I know what the numbers say, and will admit I am guilty of the same thoughts as a lot of people, when I women comes up to my son and is telling me how cute he is or smiles at him, I am ok with it. But, if a man would come up and say the same thing to my son, I would not be as comfortable with it.
I kiss and hug my son as often as I can, and I know there will come a day when he won’t like kisses and hugs from his old man. I know we all want to protect our children from all that is bad in world, but do we have to look at everything as a threat to our children? Do we need to be that callous–that jaded?
Have we, as a society, forgotten the truth that “it takes a village”? Do we always have too look at every person and every situation as a threat? We need to re-evaluate our thought process, as there are men out there who truly love their children, who love to cuddle, kiss and hug those children. Why look at them in a funny way, because they do it? Isn’t that what we want, isn’t that what we have been asking for ?
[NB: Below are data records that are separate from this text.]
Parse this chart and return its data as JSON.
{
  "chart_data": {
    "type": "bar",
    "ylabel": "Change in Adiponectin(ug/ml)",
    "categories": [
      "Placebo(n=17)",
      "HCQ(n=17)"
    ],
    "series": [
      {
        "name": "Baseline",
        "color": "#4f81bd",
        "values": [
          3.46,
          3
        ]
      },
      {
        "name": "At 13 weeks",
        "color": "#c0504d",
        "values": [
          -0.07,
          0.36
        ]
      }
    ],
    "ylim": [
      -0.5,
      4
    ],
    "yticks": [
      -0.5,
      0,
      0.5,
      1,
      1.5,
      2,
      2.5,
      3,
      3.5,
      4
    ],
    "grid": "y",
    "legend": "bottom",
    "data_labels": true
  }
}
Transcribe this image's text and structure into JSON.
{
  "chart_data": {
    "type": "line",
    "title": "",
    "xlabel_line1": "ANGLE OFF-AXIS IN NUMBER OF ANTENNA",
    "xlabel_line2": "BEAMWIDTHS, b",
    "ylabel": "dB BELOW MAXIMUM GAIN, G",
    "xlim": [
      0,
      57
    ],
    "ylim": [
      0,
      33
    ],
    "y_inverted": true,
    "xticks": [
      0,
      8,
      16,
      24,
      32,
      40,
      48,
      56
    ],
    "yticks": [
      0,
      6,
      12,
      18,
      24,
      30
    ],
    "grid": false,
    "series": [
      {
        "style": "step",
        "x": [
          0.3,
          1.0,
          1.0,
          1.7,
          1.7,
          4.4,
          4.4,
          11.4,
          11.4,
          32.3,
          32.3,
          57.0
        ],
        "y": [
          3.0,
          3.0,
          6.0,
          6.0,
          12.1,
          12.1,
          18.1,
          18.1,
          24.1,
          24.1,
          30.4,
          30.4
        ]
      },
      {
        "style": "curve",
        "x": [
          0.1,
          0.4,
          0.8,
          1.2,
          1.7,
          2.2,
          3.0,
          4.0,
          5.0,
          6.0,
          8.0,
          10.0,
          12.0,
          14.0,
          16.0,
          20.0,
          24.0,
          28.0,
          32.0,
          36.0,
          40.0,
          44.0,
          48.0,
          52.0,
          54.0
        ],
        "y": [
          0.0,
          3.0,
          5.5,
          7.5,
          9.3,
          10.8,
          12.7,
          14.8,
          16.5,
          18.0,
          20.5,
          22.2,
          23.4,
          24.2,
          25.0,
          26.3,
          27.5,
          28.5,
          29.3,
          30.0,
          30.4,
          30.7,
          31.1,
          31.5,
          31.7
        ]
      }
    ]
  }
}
There is darkness out there. There are people who mean to do harm to our children, but it isn’t the whole world. We should have a healthy distrust of people when it comes to our children, and it shouldn’t matter if it is a man or woman. As both can do them harm.
We must remain vigilant.
But, if we want our men to be better dads, we first need to modernize our mindset and recognize that the men who make up the great men/dads far out-pace the horrible ones.
What you point out is a sad reality.
I like the point you make in your last line about wanting our men to be better dads. I know a lot of guys who are great dads and next to none who strike me as very bad.
I agree, I think it is why it is important for the word to be spread. As the few are making the larger group look bad, it is time to change our mind set and the message.
Good for you for working to spread that message.
I think a lot of dads are doing it, and a lot of great daddy bloggers out there are showing it in their fine work and writing.
I think many of those in our group fit the bill you are talking about.
Well said. Don’t stop the hugs and kisses until your kids want you to. And when that time comes, give them one last big public hug and kiss.
Well said 🙂
Thank you, I’m Just A Dad. I wish it wasn’t that way, where people look different on how you show affection to your son and daughter. I feel if you love your children, show them–be it boy or girl, 2 years old or 30 years old.